Unlike the rest of his classmates, Trevor takes the assignment so literally that he invents an idea called "paying it forward", in which he tries the help three people. In return, instead of paying him back, each person is required to help three other people — to pay it forward. The first thing he does is to invite a tramp to stay in the garage. This doesn’t exactly work out how he was hoping, and although he has no idea how much good it really has done, he abandons that idea, and turns his attention to Mr. Simonet. He tries to get the teacher together with his mother, a recovering alcoholic whose attempts at recovery are failing. This leads to certain complications.

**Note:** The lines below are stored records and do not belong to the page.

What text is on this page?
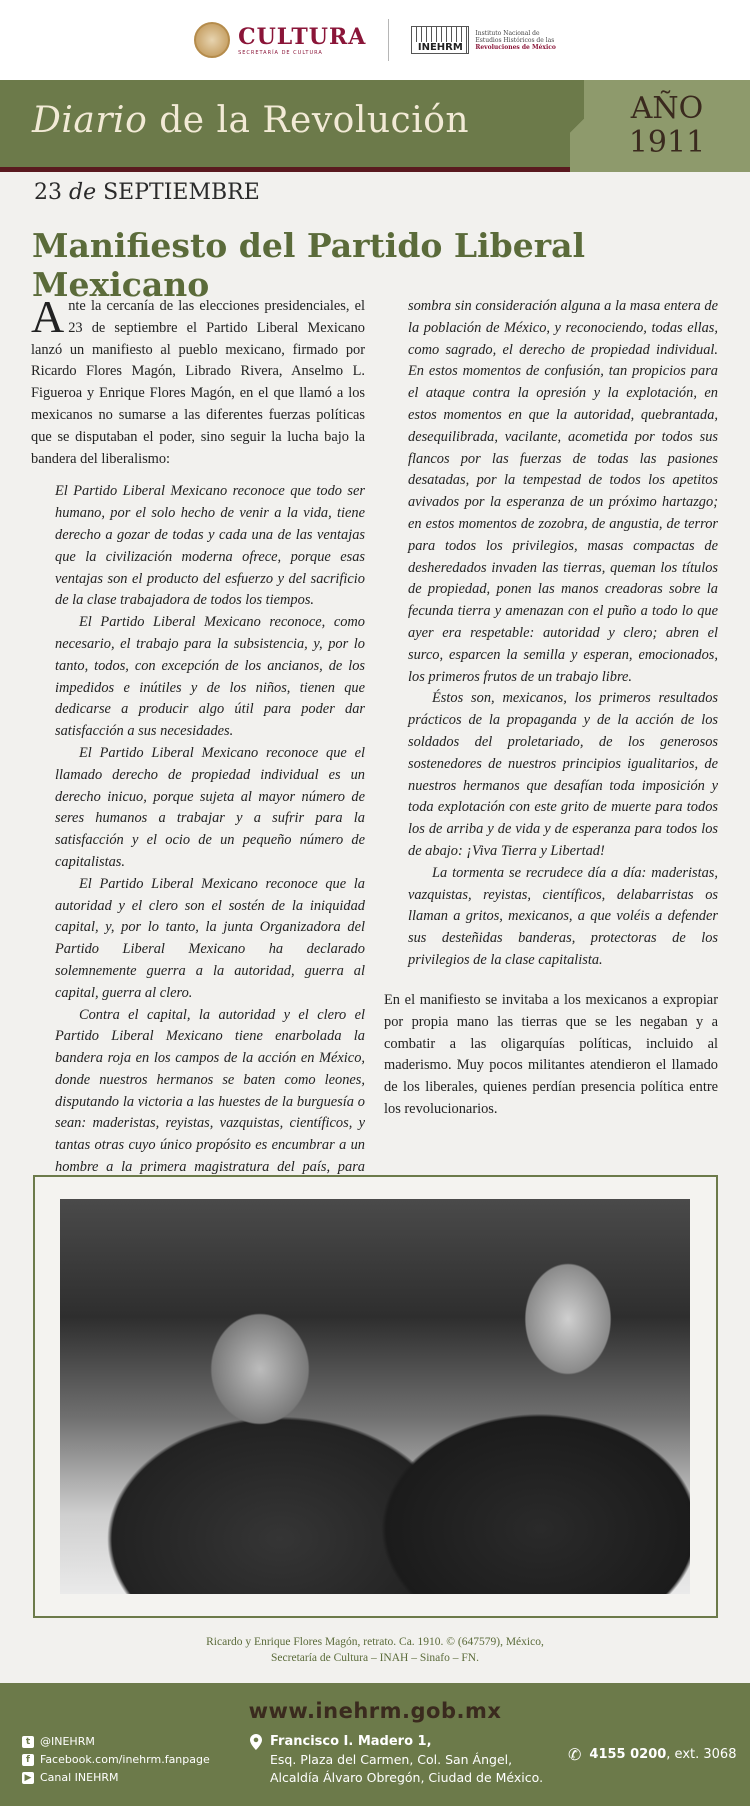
CULTURA
SECRETARÍA DE CULTURA	INEHRM
Instituto Nacional de
Estudios Históricos de las
Revoluciones de México
Diario de la Revolución	AÑO
1911
23 de SEPTIEMBRE
Manifiesto del Partido Liberal Mexicano

Ante la cercanía de las elecciones presidenciales, el 23 de septiembre el Partido Liberal Mexicano lanzó un manifiesto al pueblo mexicano, firmado por Ricardo Flores Magón, Librado Rivera, Anselmo L. Figueroa y Enrique Flores Magón, en el que llamó a los mexicanos no sumarse a las diferentes fuerzas políticas que se disputaban el poder, sino seguir la lucha bajo la bandera del liberalismo:

El Partido Liberal Mexicano reconoce que todo ser humano, por el solo hecho de venir a la vida, tiene derecho a gozar de todas y cada una de las ventajas que la civilización moderna ofrece, porque esas ventajas son el producto del esfuerzo y del sacrificio de la clase trabajadora de todos los tiempos.

El Partido Liberal Mexicano reconoce, como necesario, el trabajo para la subsistencia, y, por lo tanto, todos, con excepción de los ancianos, de los impedidos e inútiles y de los niños, tienen que dedicarse a producir algo útil para poder dar satisfacción a sus necesidades.

El Partido Liberal Mexicano reconoce que el llamado derecho de propiedad individual es un derecho inicuo, porque sujeta al mayor número de seres humanos a trabajar y a sufrir para la satisfacción y el ocio de un pequeño número de capitalistas.

El Partido Liberal Mexicano reconoce que la autoridad y el clero son el sostén de la iniquidad capital, y, por lo tanto, la junta Organizadora del Partido Liberal Mexicano ha declarado solemnemente guerra a la autoridad, guerra al capital, guerra al clero.

Contra el capital, la autoridad y el clero el Partido Liberal Mexicano tiene enarbolada la bandera roja en los campos de la acción en México, donde nuestros hermanos se baten como leones, disputando la victoria a las huestes de la burguesía o sean: maderistas, reyistas, vazquistas, científicos, y tantas otras cuyo único propósito es encumbrar a un hombre a la primera magistratura del país, para

sombra sin consideración alguna a la masa entera de la población de México, y reconociendo, todas ellas, como sagrado, el derecho de propiedad individual. En estos momentos de confusión, tan propicios para el ataque contra la opresión y la explotación, en estos momentos en que la autoridad, quebrantada, desequilibrada, vacilante, acometida por todos sus flancos por las fuerzas de todas las pasiones desatadas, por la tempestad de todos los apetitos avivados por la esperanza de un próximo hartazgo; en estos momentos de zozobra, de angustia, de terror para todos los privilegios, masas compactas de desheredados invaden las tierras, queman los títulos de propiedad, ponen las manos creadoras sobre la fecunda tierra y amenazan con el puño a todo lo que ayer era respetable: autoridad y clero; abren el surco, esparcen la semilla y esperan, emocionados, los primeros frutos de un trabajo libre.

Éstos son, mexicanos, los primeros resultados prácticos de la propaganda y de la acción de los soldados del proletariado, de los generosos sostenedores de nuestros principios igualitarios, de nuestros hermanos que desafían toda imposición y toda explotación con este grito de muerte para todos los de arriba y de vida y de esperanza para todos los de abajo: ¡Viva Tierra y Libertad!

La tormenta se recrudece día a día: maderistas, vazquistas, reyistas, científicos, delabarristas os llaman a gritos, mexicanos, a que voléis a defender sus desteñidas banderas, protectoras de los privilegios de la clase capitalista.

En el manifiesto se invitaba a los mexicanos a expropiar por propia mano las tierras que se les negaban y a combatir a las oligarquías políticas, incluido al maderismo. Muy pocos militantes atendieron el llamado de los liberales, quienes perdían presencia política entre los revolucionarios.

Ricardo y Enrique Flores Magón, retrato. Ca. 1910. © (647579), México,
Secretaría de Cultura – INAH – Sinafo – FN.
www.inehrm.gob.mx
t @INEHRM
f Facebook.com/inehrm.fanpage
▶ Canal INEHRM
Francisco I. Madero 1,
Esq. Plaza del Carmen, Col. San Ángel,
Alcaldía Álvaro Obregón, Ciudad de México.
✆ 4155 0200, ext. 3068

Things get even more complicated when Trevor’s father decides to turn up on the doorstep.

The film follows events in the lives of the various people who Trevor has somehow touched through his pay it forward scheme, and sometimes the order of the events is not obvious, but on later reflection everything can be put into focus and it all makes sense somehow.

Spacey’s performance is brilliant as a man who is terrified to get close. He has a badly scarred face, and we sense that he is just afraid of rejection, but maybe there’s more to it than that. Helen Hunt’s performance as Trevor’s long-suffering mother is also one of her finest, and of course, Osment’s own performance is quite astonishing.

In fact, the strength of the acting is what makes Pay it Forward so good. The problem I think many people will have with it will be to do with the feel-good-do-good nature of the story. Some will say it’s unrealistic, that the world just doesn’t work that way. Maybe not, but it could. All it takes is for people to change their minds about what is important, and to believe that people are genuinely good, and that by helping others you’re really helping yourself. This is not something it’s easy to believe these days, and therefore Pay it Forward is not a film it’s easy to like. But I like it immensely, and I highly recommend it.